Выбрать главу

Цыциков по утрам гадливо смотрел на вонючую лужу. Голова тяжелела, глаза лезли из орбит, нутро выворачивало.

С полудня небо подернулось тучами. Забрызгал дождь. Колонна арестантов двигалась тем же походным строем. Укрыться от сырости негде. Куда ни погляди, всюду за серыми нитями дождя угрюмые пустынные сопки. Женщинам с ребятишками на телегах холодно. Сверху льет, снизу — промозглая сырость от соломенной подстилки. А тем, кто шагал по раскисшей дороге, душно и жарко от испарений, от тяжести цепей. Коты от долгой ходьбы и сырости у многих арестантов никуда уже не годны, их просто оставляли в грязи, продолжая путь босиком.

Сосед Цыцикова по шеренге жаловался:

— Коты выдают на шестеро недель, а мои за неделю прохудились, пропали. Теперь, как хошь.

Ему кто-то сзади завозражал:

— Не ври, паря. Тем, что в этапе, обувка выдается на три недели.

— Так-то бы еще ничего.

В первой же деревне староста колонны попросил унтер-офицера:

— Разрешите, ваше благородие, арестантикам спеть для поселенцев милосердную песню.

Разрешение получено.

Вытянув худые плечи, тараща глаза, арестанты запели на все лады — кто хрипел, кто гнусавил, кто пищиком… В песнопении не было ни согласия, ни передышки. На печальные и жалобные слова со дворов выходили бабы, детишки, с крылец глядели мужики. Солдаты ближе подвинулись к колодничьей партии.

Арестанты пели:

Смилосердуйтесь, батюшки, Смилосердуйтесь, матушки! За стенами и решетками, За замками и засовами Томимся мы, бедные, Бедные арестантики… Смилосердуйтесь!

Бабы-каторжанки собирали подаяние в мешки.

Вечером этап поужинал чем бог послал. После переклички арестантов затолкали в каталажку. Кто сумел — захватил нары, остальные повалились как попало на грязный пол.

Рано утром побудка. Теплый замутненный чай с хлебом. Снова перекличка. А тут уж и команда унтер-офицера:

— Выходи строиться!

За околицей потянулись мимо этапной колонны все те же унылые сопки, седые кустики ковыля. Сухая полынь покрывала поля. Ветер гнул ее к земле и раскачивал, и она шелестом перекатывалась волнистыми гребнями из края в край.

Перед колонной арестантов показалась из-за поворота толпа мужиков. У одних мужиков на головах надеты солдатские фуражки с красным околышем, на других — казачьи папахи из черного барана с зеленым верхом. Были в толпе и простоволосые, с намокшими от дождя чубами, все, как на подбор, с бритыми затылками. Мужики двигались не спеша, тесно прижавшись друг к другу. Над толпой возвышались высоченные желтые кресты.
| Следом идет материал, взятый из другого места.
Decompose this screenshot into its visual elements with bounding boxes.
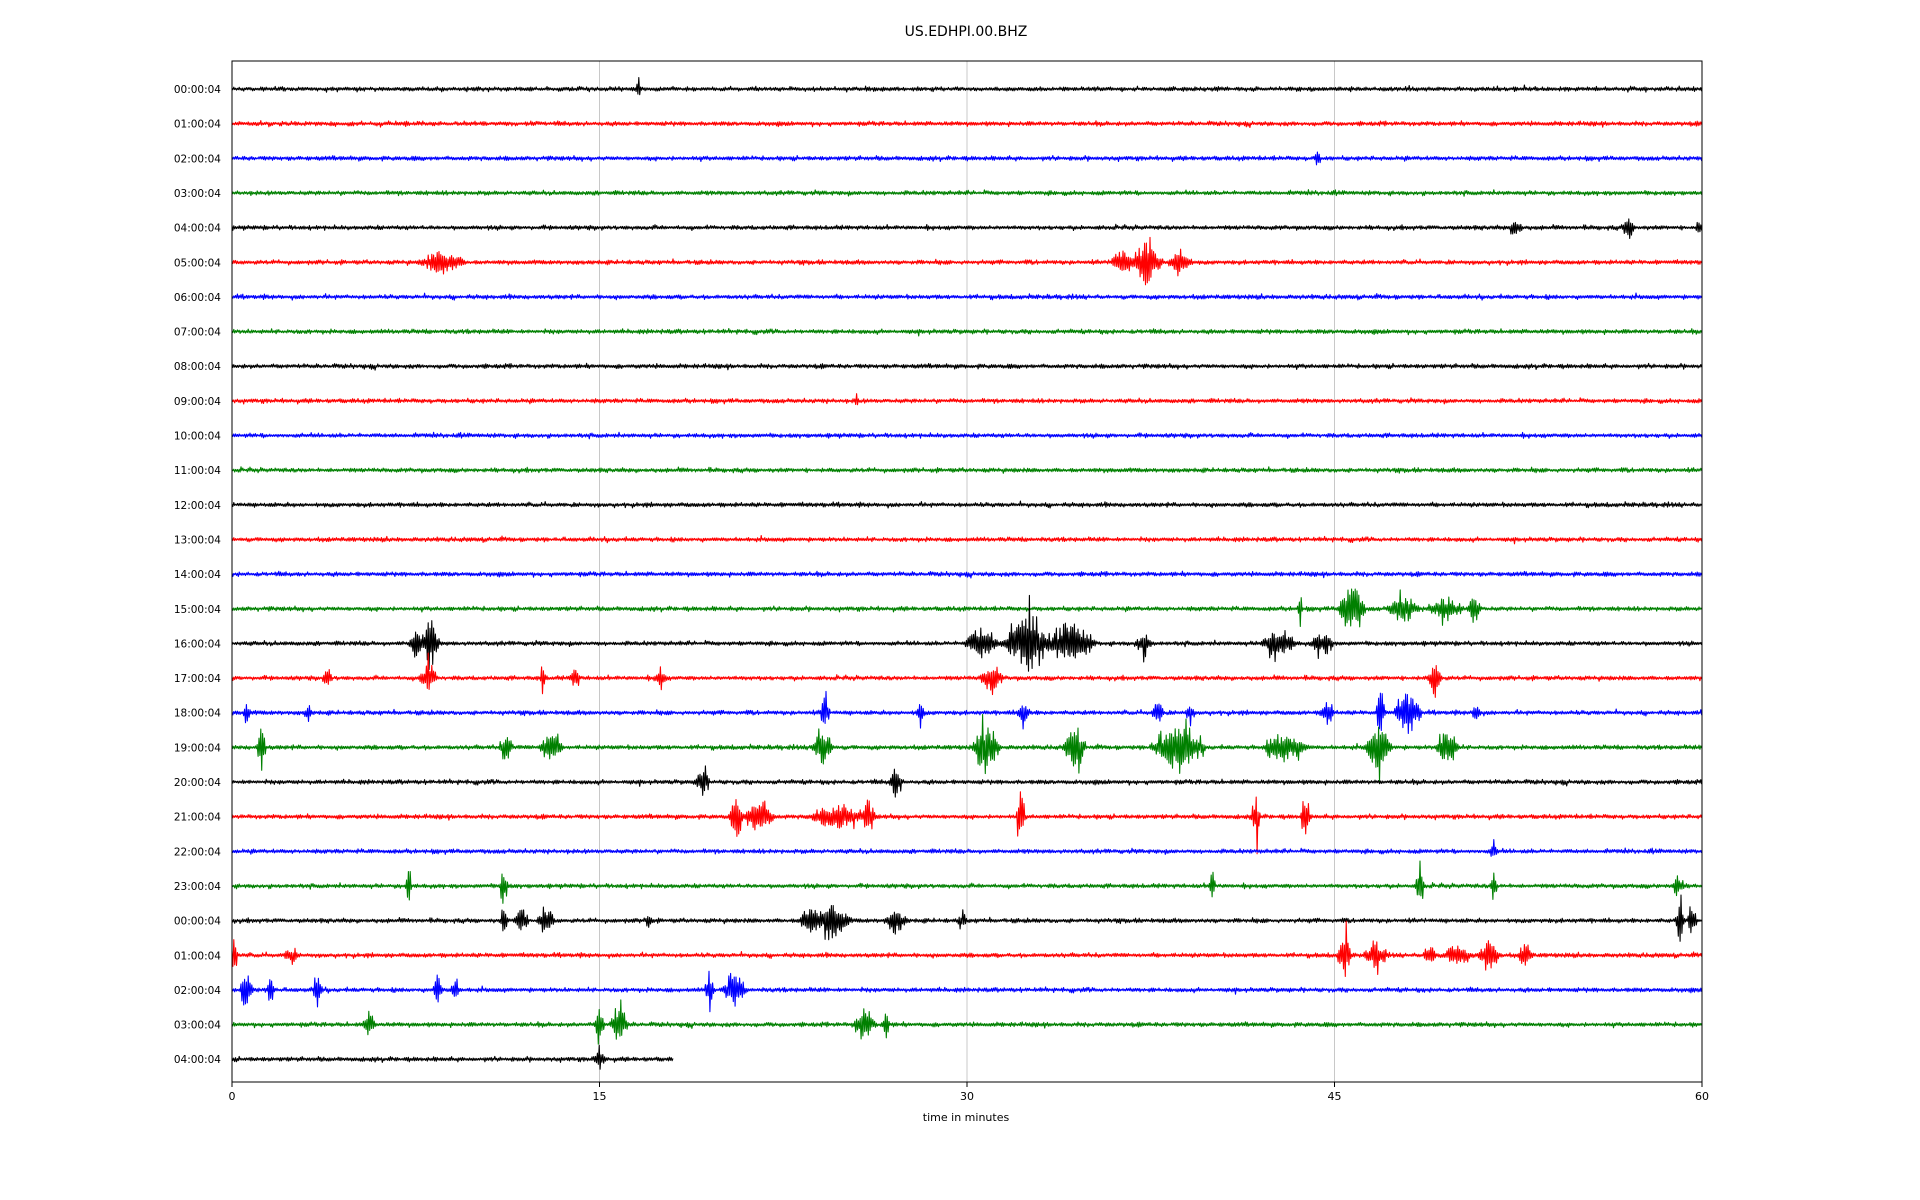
row-label: 12:00:04 — [174, 500, 221, 512]
trace-row-23 — [231, 860, 1703, 904]
row-label: 02:00:04 — [174, 153, 221, 165]
x-tick-label: 45 — [1328, 1090, 1342, 1103]
trace-row-2 — [231, 151, 1703, 166]
trace-row-24 — [231, 894, 1703, 942]
row-label: 14:00:04 — [174, 569, 221, 581]
row-label: 18:00:04 — [174, 708, 221, 720]
row-label: 22:00:04 — [174, 846, 221, 858]
x-tick-label: 30 — [960, 1090, 974, 1103]
trace-row-26 — [231, 970, 1703, 1013]
row-label: 20:00:04 — [174, 777, 221, 789]
trace-row-20 — [231, 765, 1703, 798]
row-label: 04:00:04 — [174, 1054, 221, 1066]
trace-row-15 — [231, 588, 1703, 628]
trace-row-13 — [231, 534, 1703, 545]
trace-row-25 — [231, 920, 1703, 978]
trace-row-3 — [231, 189, 1703, 197]
trace-row-6 — [231, 292, 1703, 301]
row-label: 01:00:04 — [174, 119, 221, 131]
row-label: 01:00:04 — [174, 950, 221, 962]
trace-row-12 — [231, 500, 1703, 509]
row-label: 00:00:04 — [174, 916, 221, 928]
trace-row-0 — [231, 77, 1703, 96]
seismogram-traces — [231, 77, 1703, 1070]
trace-row-19 — [231, 713, 1703, 783]
trace-row-22 — [231, 839, 1703, 857]
x-axis-label: time in minutes — [923, 1111, 1010, 1124]
row-label: 19:00:04 — [174, 742, 221, 754]
trace-row-18 — [231, 690, 1703, 735]
x-tick-label: 60 — [1695, 1090, 1709, 1103]
row-label: 02:00:04 — [174, 985, 221, 997]
row-label: 17:00:04 — [174, 673, 221, 685]
x-tick-label: 15 — [593, 1090, 607, 1103]
trace-row-4 — [231, 218, 1703, 240]
x-tick-label: 0 — [229, 1090, 236, 1103]
row-label: 21:00:04 — [174, 812, 221, 824]
row-label: 04:00:04 — [174, 223, 221, 235]
trace-row-9 — [231, 393, 1703, 406]
row-label: 13:00:04 — [174, 534, 221, 546]
trace-row-7 — [231, 327, 1703, 337]
row-label: 05:00:04 — [174, 257, 221, 269]
vertical-gridlines — [599, 61, 1335, 1082]
trace-row-10 — [231, 431, 1703, 440]
row-label: 08:00:04 — [174, 361, 221, 373]
trace-row-16 — [231, 594, 1703, 672]
row-label: 03:00:04 — [174, 1020, 221, 1032]
row-label: 15:00:04 — [174, 604, 221, 616]
row-label: 00:00:04 — [174, 84, 221, 96]
row-label: 23:00:04 — [174, 881, 221, 893]
trace-row-17 — [231, 652, 1703, 698]
row-label: 11:00:04 — [174, 465, 221, 477]
trace-row-28 — [231, 1044, 674, 1070]
chart-title: US.EDHPI.00.BHZ — [905, 24, 1028, 40]
row-label: 06:00:04 — [174, 292, 221, 304]
trace-row-1 — [231, 120, 1703, 129]
trace-row-27 — [231, 999, 1703, 1045]
row-label: 16:00:04 — [174, 638, 221, 650]
trace-row-11 — [231, 466, 1703, 474]
row-label: 03:00:04 — [174, 188, 221, 200]
trace-row-8 — [231, 362, 1703, 371]
row-label: 07:00:04 — [174, 327, 221, 339]
trace-row-5 — [231, 236, 1703, 286]
row-label: 09:00:04 — [174, 396, 221, 408]
x-axis: 0 15 30 45 60 — [229, 1082, 1709, 1103]
trace-row-21 — [231, 791, 1703, 855]
row-time-labels: 00:00:04 01:00:04 02:00:04 03:00:04 04:00:04… — [174, 84, 221, 1066]
row-label: 10:00:04 — [174, 431, 221, 443]
trace-row-14 — [231, 570, 1703, 579]
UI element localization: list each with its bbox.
Послышались звуки церковного пения.

Унтер-офицер велел арестантам сойти с дороги и остановиться на недолгий привал, пока их не минует процессия богомольцев.

Тесной и шумной толпой мужики поравнялись с узниками. Впереди толпы вышагивал казачий офицер с шелковым знаменем. Полотнище знамени было круглое и такое же желтое, как и кресты. По краям бархата вились лавровые венки, а в венках государственный герб, белый и зеленый кресты. В центре толпы был высоко поднят длинный и толстый шест. К нему прикреплена не то икона, не то картина в позолоченной раме с изображением полуголых паломников с младенцами. По небу, усеянному звездами, летали ангелы. Раму несли чубатые мужики с обнаженными головами. Впереди шел священник. Ветер трепал его белую бороду. В руках он держал небольшой киот со стеклянными дверцами. Из-под стекла глядел скорбный и строгий лик спасителя. Дьяконы в посеребренных ризах несли евангелии в черных бархатных переплетах.

Священник что-то проговорил мужикам, несшим раму, и те осторожно поставили ее на дорогу, придерживая шест, к которому она была прикреплена.

Унтер-офицер спросил священника, куда и зачем направляются богомольцы и почему с ними офицер-знаменщик.

— Сия паства божия, — отвечал священник, — волею государя поверстана из заводских крепостных в казачье сословие. По случаю монаршей милости отслужим ныне молебен. В Алгачинском руднике ждут нас его превосходительство.

Арестанты во все глаза смотрели на толпу богомольцев. Иные кандальники падали на колени, крестились, целовали землю.

…Колодничья партия пришла на Покровский рудник. Арестанты миновали пороховой склад, погреб, кузницу и остановились возле караульной.